Question

You put $300 at the end of each month in an investment plan that pays an APR of 7%. How much will you have after 18 years? Compare this amount to the total deposits made over the time period.
a.
$129,201.10; $64,800
c.
$129,216.31; $64,800
b.
$129,211.25; $64,775
d.
$129,218.51; $64,775

Answer 1

This is a future value of annuity problem

http://www.investopedia.com/terms/f/future-value-annuity.asp


\[\Large FV = C*\left[\frac{(1+i)^n-1}{i}\right]\]


FV = future value after n periods
C = cashflow (aka amount of money deposited each time)
i = interest rate per period
n = number of periods


In this case,


FV = unknown
C = 300
i = 7%/12 = 0.07/12 = 0.00583333333333
n = 18*12 = 216


Now plug this into the formula given on the link.

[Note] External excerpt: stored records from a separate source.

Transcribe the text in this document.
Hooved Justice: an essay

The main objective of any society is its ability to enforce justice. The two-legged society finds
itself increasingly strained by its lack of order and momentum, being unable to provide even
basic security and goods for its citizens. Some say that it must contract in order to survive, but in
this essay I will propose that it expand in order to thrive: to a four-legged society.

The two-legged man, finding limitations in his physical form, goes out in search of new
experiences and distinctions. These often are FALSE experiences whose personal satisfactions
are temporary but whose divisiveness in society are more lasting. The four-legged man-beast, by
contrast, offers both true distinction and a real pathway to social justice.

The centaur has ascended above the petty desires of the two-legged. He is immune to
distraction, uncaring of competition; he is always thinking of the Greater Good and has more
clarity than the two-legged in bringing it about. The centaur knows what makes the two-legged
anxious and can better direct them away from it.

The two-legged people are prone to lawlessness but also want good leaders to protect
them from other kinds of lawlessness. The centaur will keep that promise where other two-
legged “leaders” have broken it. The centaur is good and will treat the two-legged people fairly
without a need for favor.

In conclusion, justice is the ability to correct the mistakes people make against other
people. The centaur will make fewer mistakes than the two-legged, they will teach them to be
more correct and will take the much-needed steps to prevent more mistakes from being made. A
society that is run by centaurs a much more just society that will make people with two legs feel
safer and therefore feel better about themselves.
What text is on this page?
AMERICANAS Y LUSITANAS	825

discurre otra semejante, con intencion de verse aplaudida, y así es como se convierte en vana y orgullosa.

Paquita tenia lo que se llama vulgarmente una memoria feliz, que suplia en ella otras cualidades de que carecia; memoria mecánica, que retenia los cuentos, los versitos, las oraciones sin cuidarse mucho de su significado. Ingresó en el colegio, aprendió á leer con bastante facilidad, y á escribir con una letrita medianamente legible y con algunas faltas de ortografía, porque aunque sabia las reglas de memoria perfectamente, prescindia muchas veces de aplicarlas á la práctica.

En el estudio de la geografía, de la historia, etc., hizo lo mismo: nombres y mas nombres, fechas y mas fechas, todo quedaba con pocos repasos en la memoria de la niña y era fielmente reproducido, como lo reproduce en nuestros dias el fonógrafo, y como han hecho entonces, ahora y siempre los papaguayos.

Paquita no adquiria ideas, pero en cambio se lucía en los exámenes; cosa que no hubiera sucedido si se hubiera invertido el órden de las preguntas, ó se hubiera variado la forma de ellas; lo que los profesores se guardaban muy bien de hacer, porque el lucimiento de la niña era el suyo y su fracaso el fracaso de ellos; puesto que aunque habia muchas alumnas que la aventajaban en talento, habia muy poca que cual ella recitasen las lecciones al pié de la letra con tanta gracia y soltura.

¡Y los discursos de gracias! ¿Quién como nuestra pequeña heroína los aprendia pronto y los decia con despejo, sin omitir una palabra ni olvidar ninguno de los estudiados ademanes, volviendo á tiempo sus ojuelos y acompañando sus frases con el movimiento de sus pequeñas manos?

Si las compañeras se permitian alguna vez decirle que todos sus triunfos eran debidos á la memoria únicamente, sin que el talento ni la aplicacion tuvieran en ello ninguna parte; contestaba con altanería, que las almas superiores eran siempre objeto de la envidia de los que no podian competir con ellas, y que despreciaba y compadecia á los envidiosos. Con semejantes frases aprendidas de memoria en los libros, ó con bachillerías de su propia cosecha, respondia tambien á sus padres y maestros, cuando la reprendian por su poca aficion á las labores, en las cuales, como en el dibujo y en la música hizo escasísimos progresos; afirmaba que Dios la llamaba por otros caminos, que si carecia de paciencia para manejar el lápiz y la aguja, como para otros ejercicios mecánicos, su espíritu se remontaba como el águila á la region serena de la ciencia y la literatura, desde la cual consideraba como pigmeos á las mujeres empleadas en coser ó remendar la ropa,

Then use a calculator to compute



\[\Large FV = C*\left[\frac{(1+i)^n-1}{i}\right]\]


\[\Large FV = 300*\left[\frac{(1+0.00583333333333)^{216}-1}{0.00583333333333}\right]\]


\[\Large FV \approx 129,216.307980597\]


\[\Large FV \approx 129,216.31\]


Don't forget to round to the nearest penny

Answer 2

So after 18 years, you'll have $129,216.31 in the account


This is assuming you deposit $300 each month (every month for 18 years).


Compare this with just storing $300 under your mattress and you would have 300*12*18 = $64,800

Answer 3

So clearly depositing the $300 into a bank account is the better choice. You practically double your money.